Bien sûr, ce n’est pas si simple. Mais on peut craindre qu’un éventuel accord de “paix” ne s’avère être une nouvelle victoire américaine basée sur le principe “suivez l’argent”.

Quoi qu’il arrive ensuite – et personne ne le sait –, force est de constater que c’est Poutine qui est désormais aux commandes de ce nouveau chapitre de l’Art de la négociation, esquivant prestement les menaces voilées et les intimidations incessantes pour les contrer à la Sun Tzu.

Poutine ne peut accepter les “soldats de la paix” européens en Ukraine, car l’opinion publique russe ne le tolérerait jamais.

Et sans rien faire, en jouant simplement les Sun Tzu, Poutine a déjà contraint Trump à rétrograder l’acteur de Kiev devant la planète entière et à reléguer de facto l’UE aux oubliettes de l’Histoire.

Et pourtant, une fois de plus, le sentiment persiste dans les cercles bien informés de Moscou que quelques accords liés à l’Ukraine ont déjà été conclus en coulisses pour mettre fin à la guerre.
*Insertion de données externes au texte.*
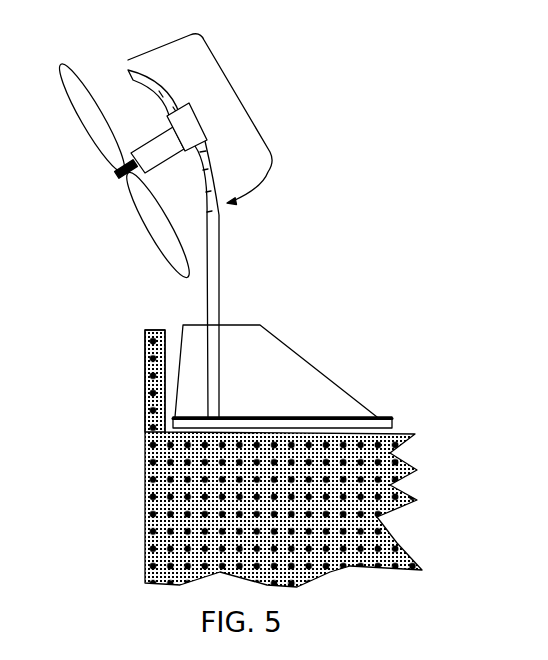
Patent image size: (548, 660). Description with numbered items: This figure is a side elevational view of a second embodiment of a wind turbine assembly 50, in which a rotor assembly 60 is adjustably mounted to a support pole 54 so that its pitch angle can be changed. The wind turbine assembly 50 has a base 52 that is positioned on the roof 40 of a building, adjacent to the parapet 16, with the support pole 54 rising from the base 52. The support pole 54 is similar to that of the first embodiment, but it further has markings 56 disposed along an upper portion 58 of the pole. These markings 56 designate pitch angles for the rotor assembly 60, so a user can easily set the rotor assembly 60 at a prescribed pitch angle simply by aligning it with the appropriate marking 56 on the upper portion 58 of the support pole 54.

The parapet 16 is at (147, 400).
The roof 40 is at (400, 433).
The wind turbine assembly 50 is at (227, 225).
The base 52 is at (377, 417).
The support pole 54 is at (221, 277).
The markings 56 is at (186, 102).
The upper portion 58 is at (238, 80).
The rotor assembly 60 is at (100, 186).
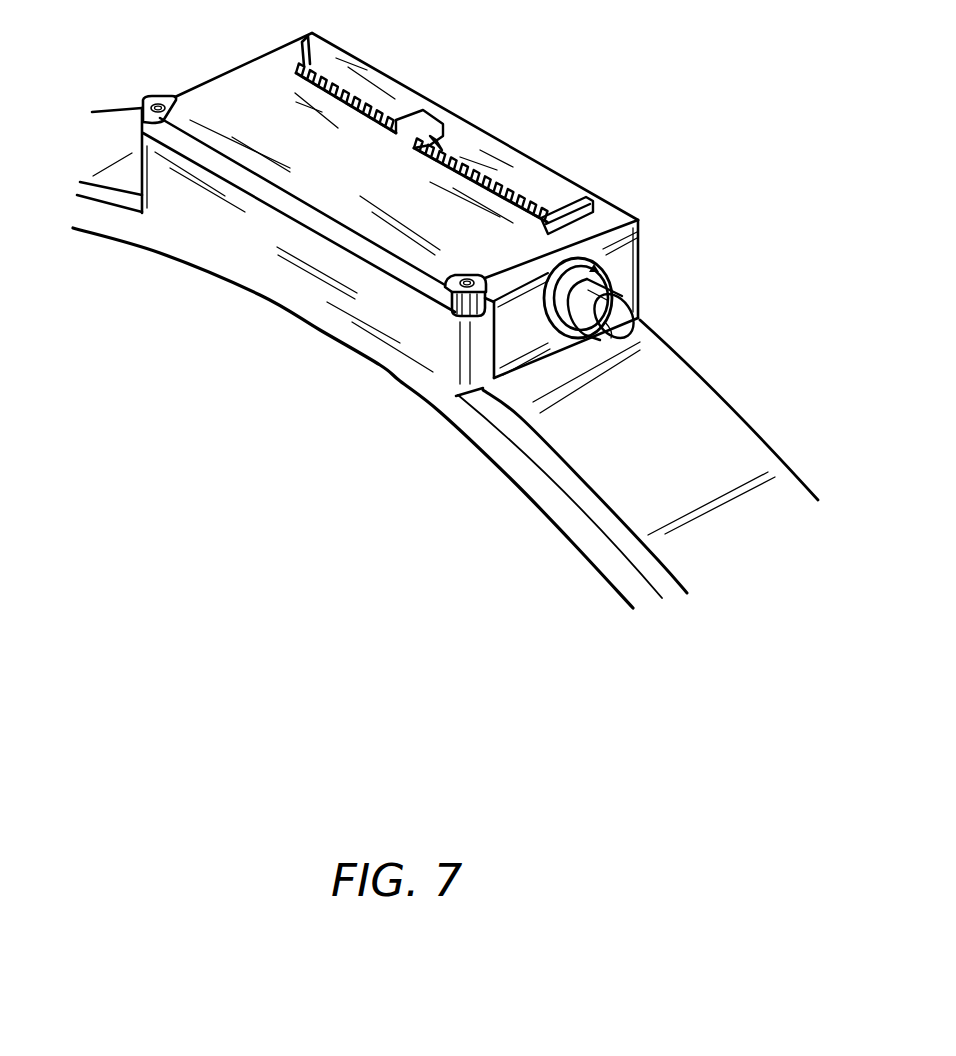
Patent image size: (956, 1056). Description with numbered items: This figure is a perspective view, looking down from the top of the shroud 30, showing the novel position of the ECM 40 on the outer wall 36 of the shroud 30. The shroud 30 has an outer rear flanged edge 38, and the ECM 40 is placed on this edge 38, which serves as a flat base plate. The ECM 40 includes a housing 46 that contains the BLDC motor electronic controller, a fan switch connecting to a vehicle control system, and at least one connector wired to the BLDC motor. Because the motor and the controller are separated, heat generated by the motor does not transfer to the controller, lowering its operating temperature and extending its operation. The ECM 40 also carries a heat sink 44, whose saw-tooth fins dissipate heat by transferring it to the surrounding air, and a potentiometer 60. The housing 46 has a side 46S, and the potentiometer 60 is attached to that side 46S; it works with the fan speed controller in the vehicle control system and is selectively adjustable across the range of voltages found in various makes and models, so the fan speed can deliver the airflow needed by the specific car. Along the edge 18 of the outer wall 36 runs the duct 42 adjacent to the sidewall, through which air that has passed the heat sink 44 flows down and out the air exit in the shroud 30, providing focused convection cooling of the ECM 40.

The edge of the outer wall 18 is at (498, 450).
The shroud 30 is at (520, 558).
The outer wall 36 is at (717, 423).
The outer rear flanged edge 38 is at (640, 310).
The ECM 40 is at (546, 90).
The duct 42 is at (254, 316).
The heat sink 44 is at (359, 97).
The housing 46 is at (572, 190).
The side of the housing 46S is at (636, 259).
The potentiometer 60 is at (635, 333).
Cela explique pourquoi certaines déclarations russes et américaines paraissent si synchronisées.

Encore une fois, les coulisses. Et l’argent. Quand Poutine parle d’éventuels investissements conjoints américano-russes dans la production d’aluminium en Sibérie, il pense à la levée des sanctions sur l’industrie russe de l’aluminium.

Il en va de même pour les investissements américains dans le Donbass : les régions devront être russes. En conséquence, on peut s’attendre à une cascade de sanctions sur les secteurs bancaires russes impliqués dans le commerce extérieur. C’est de la géopolitique pure et dure en action.

Le front Chine-Russie, qui implique un partenariat stratégique global extrêmement complexe, s’avère bien plus ardu. Au-delà des BRICS, la priorité de Pékin est la Belt and Road Initiative (BRI), ou Nouvelles routes de la soie, le cadre géo-économique global de la politique étrangère chinoise, ouvrant de nouveaux marchés pour les produits chinois, à l’échelle mondiale.

L’UE aurait dû être la destination finale du réseau Belt and Road Initiative (BRI). On peut donc parler d’une véritable rupture.

Pékin a été sérieusement déstabilisé par la destruction de facto par la Russie des flux de trésorerie de l’UE via l’Organisation de coopération de Shanghai (OCS), réduisant ainsi la valeur réelle du marché de l’UE pour la BRI.

Pourtant, en parallèle, la résurgence fulgurante de la Russie en tant que grande puissance militaire, qui a stratégiquement vaincu l’ensemble de l’Occident, a révélé quelques nouveaux tours à Pékin avant sa confrontation épique avec Trump 2.0, qui considère la Chine comme la menace la plus sérieuse pour l’Empire du Chaos.

En fin de compte, l’heure est à la résistance, du Donbass à la Méditerranée orientale, des BRICS Iran aux BRICS Russie. Pendant ce temps, la Chine observe le cours des événements géopolitiques et profite de tous les enseignements.